Postiglione explained to Perry that he would likely have to answer very specific questions that would be posed to him by the district attorney’s office. Perry said that if he could work out a deal with Tom Thurman, he would answer all the questions completely and honestly and be “one hundred percent truthful.” Postiglione later wrote in his report: “Judging by his words, demeanor, and body language, this appeared to be a departure from his earlier denial and more of a sign of resignation, which seemed to imply guilt.”
Perry asked Postiglione if he was authorized to carry on a conversation like the one they were having. Postiglione explained to Perry that he was a police officer whose job entailed working on homicide cases—as such, he would listen to whatever Perry had to say. He also reminded Perry that he didn’t have to speak with them at all, if he chose not to. He reiterated the fact that neither he nor his partner was authorized to speak on behalf of the district attorney’s office and Deputy DA Thurman. Perry then wanted to know whether the district attorney’s office valued Postiglione’s opinion, to which he responded that they valued both his and Detective Pridemore’s opinion. Perry stated that he wanted to be treated with respect by everyone involved—anything less, he said, would result in him wanting to go to trial, at which his attorneys would “bloody the Levines and Tom Thurman.” Postiglione noted in his report that Perry had mentioned several times during the flight that he desired to now close this chapter of his life if a deal could be worked out so that he would have time left to spend with his family. Perry went so far, according to Postiglione, as to ask the detective to speak with Tom Thurman over the weekend about a possible plea agreement. He did not want to wait until Monday.

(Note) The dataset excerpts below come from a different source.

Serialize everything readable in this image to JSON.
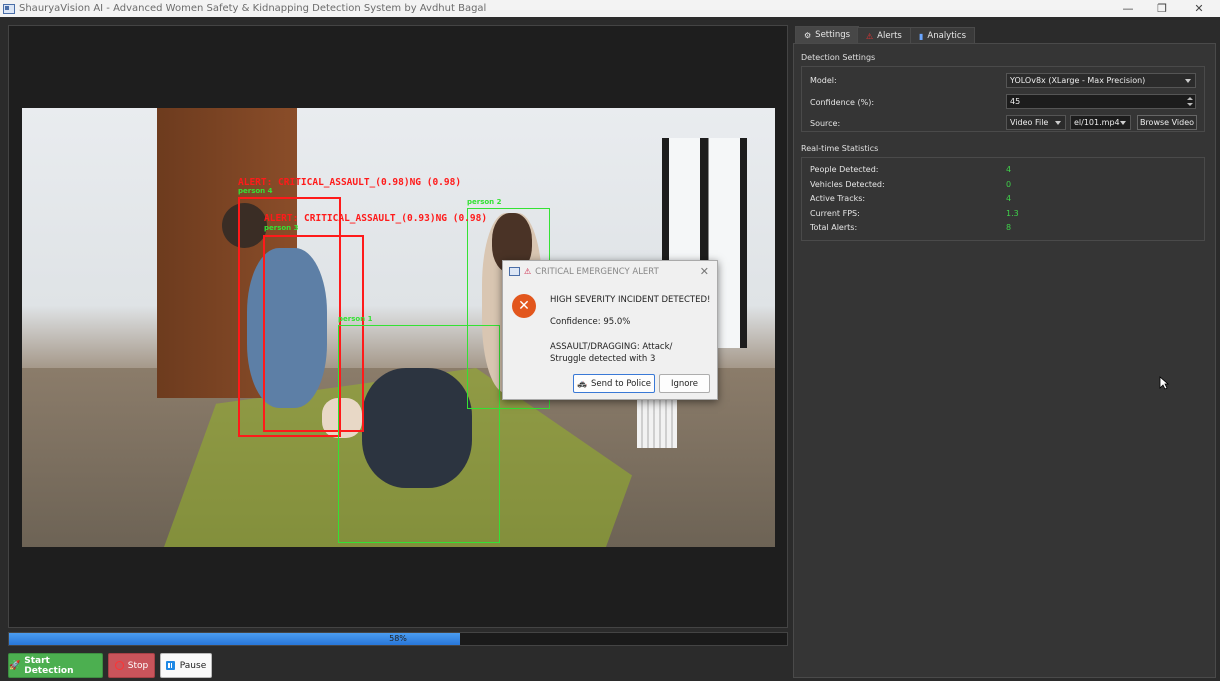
{
  "window": {
    "title": "ShauryaVision AI - Advanced Women Safety & Kidnapping Detection System by Avdhut Bagal",
    "minimize": "—",
    "maximize": "❐",
    "close": "✕"
  },
  "video": {
    "alerts": [
      {
        "text": "ALERT: CRITICAL_ASSAULT_(0.98)NG (0.98)"
      },
      {
        "text": "ALERT: CRITICAL_ASSAULT_(0.93)NG (0.98)"
      }
    ],
    "labels": {
      "person4": "person 4",
      "person3": "person 3",
      "person2": "person 2",
      "person1": "person 1"
    }
  },
  "progress": {
    "value": 58,
    "label": "58%"
  },
  "controls": {
    "start_label": "Start Detection",
    "stop_label": "Stop",
    "pause_label": "Pause"
  },
  "tabs": [
    {
      "label": "Settings",
      "icon": "gear-icon"
    },
    {
      "label": "Alerts",
      "icon": "alert-icon"
    },
    {
      "label": "Analytics",
      "icon": "chart-icon"
    }
  ],
  "settings": {
    "group_title": "Detection Settings",
    "model_label": "Model:",
    "model_value": "YOLOv8x (XLarge - Max Precision)",
    "confidence_label": "Confidence (%):",
    "confidence_value": "45",
    "source_label": "Source:",
    "source_type": "Video File",
    "source_file": "el/101.mp4",
    "browse_label": "Browse Video"
  },
  "stats": {
    "group_title": "Real-time Statistics",
    "rows": [
      {
        "label": "People Detected:",
        "value": "4"
      },
      {
        "label": "Vehicles Detected:",
        "value": "0"
      },
      {
        "label": "Active Tracks:",
        "value": "4"
      },
      {
        "label": "Current FPS:",
        "value": "1.3"
      },
      {
        "label": "Total Alerts:",
        "value": "8"
      }
    ]
  },
  "dialog": {
    "title": "CRITICAL EMERGENCY ALERT",
    "heading": "HIGH SEVERITY INCIDENT DETECTED!",
    "confidence": "Confidence: 95.0%",
    "message_line1": "ASSAULT/DRAGGING: Attack/",
    "message_line2": "Struggle detected with 3",
    "send_label": "Send to Police",
    "ignore_label": "Ignore"
  },
  "colors": {
    "alert_red": "#ff1a1a",
    "track_green": "#34e234",
    "accent_blue": "#2876d8",
    "start_green": "#4caf50",
    "stop_red": "#c9545b",
    "stat_green": "#3fd14a"
  }
}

“This could have been taken care of nine years ago,” Postiglione said.
Perry responded that he wished that he had taken care of it nine years ago.
“You know specifics about the case that I don’t know,” Perry said to Postiglione, “and I know specifics about this case that you don’t know.”
“I would be happy to discuss the specifics with you,” Postiglione said.
“I bet you would,” Perry responded.
At another point Perry began voicing his concern about the tremendous influence he believed the Levines had over the district attorney’s office. He added that his ability to impeach some of the state’s witnesses would help him decide whether he would agree to a deal or not, and he again mentioned the five-to-seven-year-sentence range that he earlier said he might be willing to serve in a plea bargain. Perry told the detective that a guilty plea would be easier on everyone involved and commented about the expense of having a trial, and said that a guilty plea would bring closure to Janet’s family. After a moment of silent contemplation, Perry asked Postiglione if he knew whether a convicted felon could ever practice law again.